Depuis qu'ils ont pris connaissance du rapport du coroner, les parents du bébé décédé au Centre hospitalier de l'Université Laval à Québec (CHUL), neuf jours après sa naissance à l'Hôpital de Sainte-Anne-des-Monts en mars 2011, ont des sentiments partagés.
«Je maintiens qu'il y a eu négligence de la part du personnel et erreur médicale», poursuit le papa endeuillé. D'ailleurs, les parents ont entrepris des démarches auprès d'un avocat spécialisé en affaires médicales.
Ils envisagent d'intenter des poursuites contre le Centre de santé et de services sociaux (CSSS) de La Haute-Gaspésie, qu'ils jugent responsable de la mort de leur poupon. «Si on avait pris les bonnes décisions, notre petit gars serait ici avec nous et courrait, soutient M. Savard, les yeux pleins d'eau.

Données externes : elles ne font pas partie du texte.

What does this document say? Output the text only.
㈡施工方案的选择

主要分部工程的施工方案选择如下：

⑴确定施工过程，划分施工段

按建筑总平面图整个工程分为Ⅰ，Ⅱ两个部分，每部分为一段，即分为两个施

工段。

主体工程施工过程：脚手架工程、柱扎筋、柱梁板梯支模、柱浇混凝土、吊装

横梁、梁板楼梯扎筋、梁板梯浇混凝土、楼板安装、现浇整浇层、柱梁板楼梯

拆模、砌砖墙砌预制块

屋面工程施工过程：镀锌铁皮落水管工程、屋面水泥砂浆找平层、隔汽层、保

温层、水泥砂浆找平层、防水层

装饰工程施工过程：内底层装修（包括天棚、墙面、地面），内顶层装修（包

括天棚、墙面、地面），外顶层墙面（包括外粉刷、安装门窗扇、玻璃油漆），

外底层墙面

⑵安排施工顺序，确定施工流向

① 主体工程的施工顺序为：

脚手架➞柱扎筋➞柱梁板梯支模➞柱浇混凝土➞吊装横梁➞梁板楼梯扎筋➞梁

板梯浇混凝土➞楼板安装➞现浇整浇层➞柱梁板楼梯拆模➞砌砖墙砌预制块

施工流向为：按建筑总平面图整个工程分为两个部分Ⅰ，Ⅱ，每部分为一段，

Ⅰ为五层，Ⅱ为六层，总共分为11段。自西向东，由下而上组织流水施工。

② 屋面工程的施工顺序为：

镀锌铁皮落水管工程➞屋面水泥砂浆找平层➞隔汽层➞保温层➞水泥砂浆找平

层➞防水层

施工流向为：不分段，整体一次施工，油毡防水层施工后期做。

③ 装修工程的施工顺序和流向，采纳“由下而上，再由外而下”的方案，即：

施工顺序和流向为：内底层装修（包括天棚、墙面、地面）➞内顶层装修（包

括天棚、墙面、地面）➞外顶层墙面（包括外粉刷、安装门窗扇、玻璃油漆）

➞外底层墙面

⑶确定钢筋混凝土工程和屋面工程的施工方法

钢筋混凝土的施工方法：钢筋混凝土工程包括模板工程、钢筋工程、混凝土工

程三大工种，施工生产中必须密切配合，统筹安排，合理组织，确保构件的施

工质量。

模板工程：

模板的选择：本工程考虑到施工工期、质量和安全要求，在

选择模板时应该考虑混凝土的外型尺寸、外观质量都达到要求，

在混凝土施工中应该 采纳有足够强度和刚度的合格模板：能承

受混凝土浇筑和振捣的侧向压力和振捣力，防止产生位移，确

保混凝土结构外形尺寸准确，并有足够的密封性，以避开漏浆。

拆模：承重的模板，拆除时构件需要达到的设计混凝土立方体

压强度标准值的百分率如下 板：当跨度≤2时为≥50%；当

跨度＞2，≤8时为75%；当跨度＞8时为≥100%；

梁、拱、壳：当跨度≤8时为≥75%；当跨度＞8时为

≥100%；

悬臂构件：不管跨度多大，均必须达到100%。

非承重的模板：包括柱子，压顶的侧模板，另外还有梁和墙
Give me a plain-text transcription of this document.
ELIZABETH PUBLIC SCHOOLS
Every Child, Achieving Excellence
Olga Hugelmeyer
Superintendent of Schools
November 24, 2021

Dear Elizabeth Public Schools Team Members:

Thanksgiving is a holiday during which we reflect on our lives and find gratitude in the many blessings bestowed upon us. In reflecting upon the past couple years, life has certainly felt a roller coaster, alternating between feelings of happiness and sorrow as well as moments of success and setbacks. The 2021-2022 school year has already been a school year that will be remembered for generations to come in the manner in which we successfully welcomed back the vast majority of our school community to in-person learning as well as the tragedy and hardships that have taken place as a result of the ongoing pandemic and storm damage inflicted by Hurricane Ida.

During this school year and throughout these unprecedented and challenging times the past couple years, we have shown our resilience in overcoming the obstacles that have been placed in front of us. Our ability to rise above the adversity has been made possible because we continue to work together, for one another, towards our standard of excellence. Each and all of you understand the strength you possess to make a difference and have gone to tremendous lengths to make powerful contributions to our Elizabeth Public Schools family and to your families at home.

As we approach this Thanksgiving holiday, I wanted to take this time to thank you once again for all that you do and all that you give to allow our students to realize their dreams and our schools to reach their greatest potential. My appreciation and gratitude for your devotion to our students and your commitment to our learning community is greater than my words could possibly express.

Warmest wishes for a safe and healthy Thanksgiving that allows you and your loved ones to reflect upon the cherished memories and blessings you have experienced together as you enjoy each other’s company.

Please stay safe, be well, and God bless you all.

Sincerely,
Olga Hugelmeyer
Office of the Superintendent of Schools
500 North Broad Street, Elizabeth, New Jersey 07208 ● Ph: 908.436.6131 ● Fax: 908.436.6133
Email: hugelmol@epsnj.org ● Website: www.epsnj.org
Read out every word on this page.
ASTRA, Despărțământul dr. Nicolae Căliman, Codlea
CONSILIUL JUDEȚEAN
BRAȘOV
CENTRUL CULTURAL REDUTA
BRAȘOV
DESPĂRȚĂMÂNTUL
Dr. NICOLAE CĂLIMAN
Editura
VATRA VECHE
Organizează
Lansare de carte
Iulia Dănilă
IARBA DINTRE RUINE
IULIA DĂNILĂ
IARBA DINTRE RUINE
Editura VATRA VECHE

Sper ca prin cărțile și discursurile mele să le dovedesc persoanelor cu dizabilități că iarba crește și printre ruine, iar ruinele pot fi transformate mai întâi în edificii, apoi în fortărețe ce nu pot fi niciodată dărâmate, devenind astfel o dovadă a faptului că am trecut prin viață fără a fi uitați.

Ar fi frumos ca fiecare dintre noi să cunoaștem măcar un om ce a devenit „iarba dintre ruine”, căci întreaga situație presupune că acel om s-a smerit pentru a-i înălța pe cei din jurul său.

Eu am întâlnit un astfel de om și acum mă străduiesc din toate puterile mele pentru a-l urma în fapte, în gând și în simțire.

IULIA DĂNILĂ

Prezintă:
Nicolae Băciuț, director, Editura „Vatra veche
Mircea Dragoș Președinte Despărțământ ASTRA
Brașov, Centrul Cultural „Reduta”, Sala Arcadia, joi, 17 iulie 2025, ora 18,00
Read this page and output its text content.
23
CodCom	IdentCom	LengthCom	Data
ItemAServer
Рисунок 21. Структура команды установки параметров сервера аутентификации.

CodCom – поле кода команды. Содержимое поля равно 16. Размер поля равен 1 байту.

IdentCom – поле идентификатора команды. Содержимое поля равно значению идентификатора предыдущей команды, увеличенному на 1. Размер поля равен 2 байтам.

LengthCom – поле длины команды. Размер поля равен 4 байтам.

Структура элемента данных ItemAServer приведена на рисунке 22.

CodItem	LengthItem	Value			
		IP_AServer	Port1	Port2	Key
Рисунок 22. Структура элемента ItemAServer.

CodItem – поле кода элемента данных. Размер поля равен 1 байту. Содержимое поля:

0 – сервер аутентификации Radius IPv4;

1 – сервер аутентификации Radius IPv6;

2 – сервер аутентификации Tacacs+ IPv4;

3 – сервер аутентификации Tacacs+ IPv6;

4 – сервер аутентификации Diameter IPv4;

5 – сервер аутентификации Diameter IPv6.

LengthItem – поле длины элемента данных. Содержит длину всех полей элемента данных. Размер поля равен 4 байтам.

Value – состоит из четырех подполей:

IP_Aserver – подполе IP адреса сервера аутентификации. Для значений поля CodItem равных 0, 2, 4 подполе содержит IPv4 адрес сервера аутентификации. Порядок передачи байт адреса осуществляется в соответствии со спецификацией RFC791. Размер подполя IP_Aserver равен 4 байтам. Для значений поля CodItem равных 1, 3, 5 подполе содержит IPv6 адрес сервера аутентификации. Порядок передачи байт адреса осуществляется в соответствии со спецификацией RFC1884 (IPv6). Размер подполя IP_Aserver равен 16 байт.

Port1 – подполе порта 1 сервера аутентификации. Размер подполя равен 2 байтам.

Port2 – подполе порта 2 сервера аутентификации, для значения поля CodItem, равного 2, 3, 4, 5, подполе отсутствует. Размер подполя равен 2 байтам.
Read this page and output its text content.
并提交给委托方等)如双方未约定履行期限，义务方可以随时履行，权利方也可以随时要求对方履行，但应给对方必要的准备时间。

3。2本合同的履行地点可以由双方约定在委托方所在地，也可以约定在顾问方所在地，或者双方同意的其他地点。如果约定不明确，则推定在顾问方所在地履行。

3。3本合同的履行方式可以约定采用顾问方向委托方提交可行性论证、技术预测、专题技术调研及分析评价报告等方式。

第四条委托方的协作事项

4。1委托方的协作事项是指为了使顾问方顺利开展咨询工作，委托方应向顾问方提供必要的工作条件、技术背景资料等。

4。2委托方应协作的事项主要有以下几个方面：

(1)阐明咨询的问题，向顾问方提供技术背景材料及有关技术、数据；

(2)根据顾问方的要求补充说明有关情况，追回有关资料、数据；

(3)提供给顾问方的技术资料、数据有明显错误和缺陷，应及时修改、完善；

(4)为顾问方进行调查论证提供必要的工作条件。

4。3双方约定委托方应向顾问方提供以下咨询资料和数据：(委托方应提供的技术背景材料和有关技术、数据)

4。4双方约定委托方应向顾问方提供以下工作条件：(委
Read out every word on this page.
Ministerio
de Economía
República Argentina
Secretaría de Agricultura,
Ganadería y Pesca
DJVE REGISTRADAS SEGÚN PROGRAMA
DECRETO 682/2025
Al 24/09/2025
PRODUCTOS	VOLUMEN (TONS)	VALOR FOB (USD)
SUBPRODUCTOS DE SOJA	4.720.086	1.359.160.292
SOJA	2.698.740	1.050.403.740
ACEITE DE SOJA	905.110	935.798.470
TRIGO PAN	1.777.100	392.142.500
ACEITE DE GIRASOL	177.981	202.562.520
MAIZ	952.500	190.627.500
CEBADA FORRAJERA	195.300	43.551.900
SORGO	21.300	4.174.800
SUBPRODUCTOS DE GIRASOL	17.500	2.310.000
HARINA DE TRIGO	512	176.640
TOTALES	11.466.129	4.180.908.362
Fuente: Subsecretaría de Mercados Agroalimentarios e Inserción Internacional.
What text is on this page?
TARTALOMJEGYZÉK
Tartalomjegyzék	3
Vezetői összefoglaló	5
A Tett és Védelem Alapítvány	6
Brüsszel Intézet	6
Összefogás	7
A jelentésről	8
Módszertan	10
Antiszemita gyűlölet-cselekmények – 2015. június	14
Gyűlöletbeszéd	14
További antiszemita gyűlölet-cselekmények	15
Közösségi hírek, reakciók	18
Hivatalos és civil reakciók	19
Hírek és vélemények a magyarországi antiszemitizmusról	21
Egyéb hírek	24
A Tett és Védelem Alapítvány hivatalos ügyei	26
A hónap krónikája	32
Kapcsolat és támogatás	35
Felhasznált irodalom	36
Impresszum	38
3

Ce n'est pas rien, il y a eu mort d'enfant. Moi, j'appelle ça un meurtre!»
L'histoire remonte au 14 mars 2011, au moment où Mélanie Pelletier, alors enceinte de presque 34 semaines, est examinée par un premier médecin à l'Hôpital de Sainte-Anne-des-Monts, se plaignant de contractions depuis presque cinq heures. «Il m'a dit que je pouvais m'en retourner chez nous et de revenir si ça rempirait, relate-t-elle. Mais j'ai dit à une infirmière que je ne bougerais pas d'ici. Je suis allée m'asseoir dans la salle d'attente.»
Presque deux heures plus tard, elle est examinée par un autre médecin qui s'aperçoit que son col de l'utérus est dilaté à 10 cm et que le travail est commencé. Il s'écoulera presque deux autres heures avant que le bébé ne naisse par césarienne d'urgence. Devant les complications que présente le nouveau-né, celui-ci est transféré par avion-ambulance vers Québec.
«On n'a jamais eu de soutien pendant et après les événements, sauf un appel du CLSC quand notre histoire a été médiatisée», déplore M. Savard.
Le CSSS réfute
«On a fait des pieds et des mains pour faire venir l'avion-ambulance d'abord pour le bébé, puis le lendemain pour la mère», réfute la directrice de la qualité et de la gestion des risques du CSSS, Marjorie Pigeon. «C'est exceptionnel de faire venir deux fois l'avion-ambulance en moins de 24 heures. Un contact a ensuite été établi auprès d'une travailleuse sociale pour que le père puisse avoir du soutien financier pour se rendre à Québec. Je trouve ça triste qu'ils disent ça.»
Mélanie Pelletier et Bengy Savard avalent aussi de travers la réaction du directeur général par intérim du CSSS au rapport du coroner. Bertin Riverin n'adresse aucun blâme envers le personnel soignant et soutient qu'il y avait autant de risques à transférer la femme enceinte vers Matane que de la garder à l'hôpital de Sainte-Anne-des-Monts, même si celui-ci ne disposait pas de service d'obstétrique. «Le dilemme qu'il soulève est ridicule», fulmine M. Savard.
En contrepartie, le couple salue les services offerts par le personnel du CHUL. «J'étais très bien entourée, en particulier par une infirmière qui avait beaucoup de compassion, se souvient Mélanie Pelletier. Elle m'a dit que je vivais une histoire d'horreur!»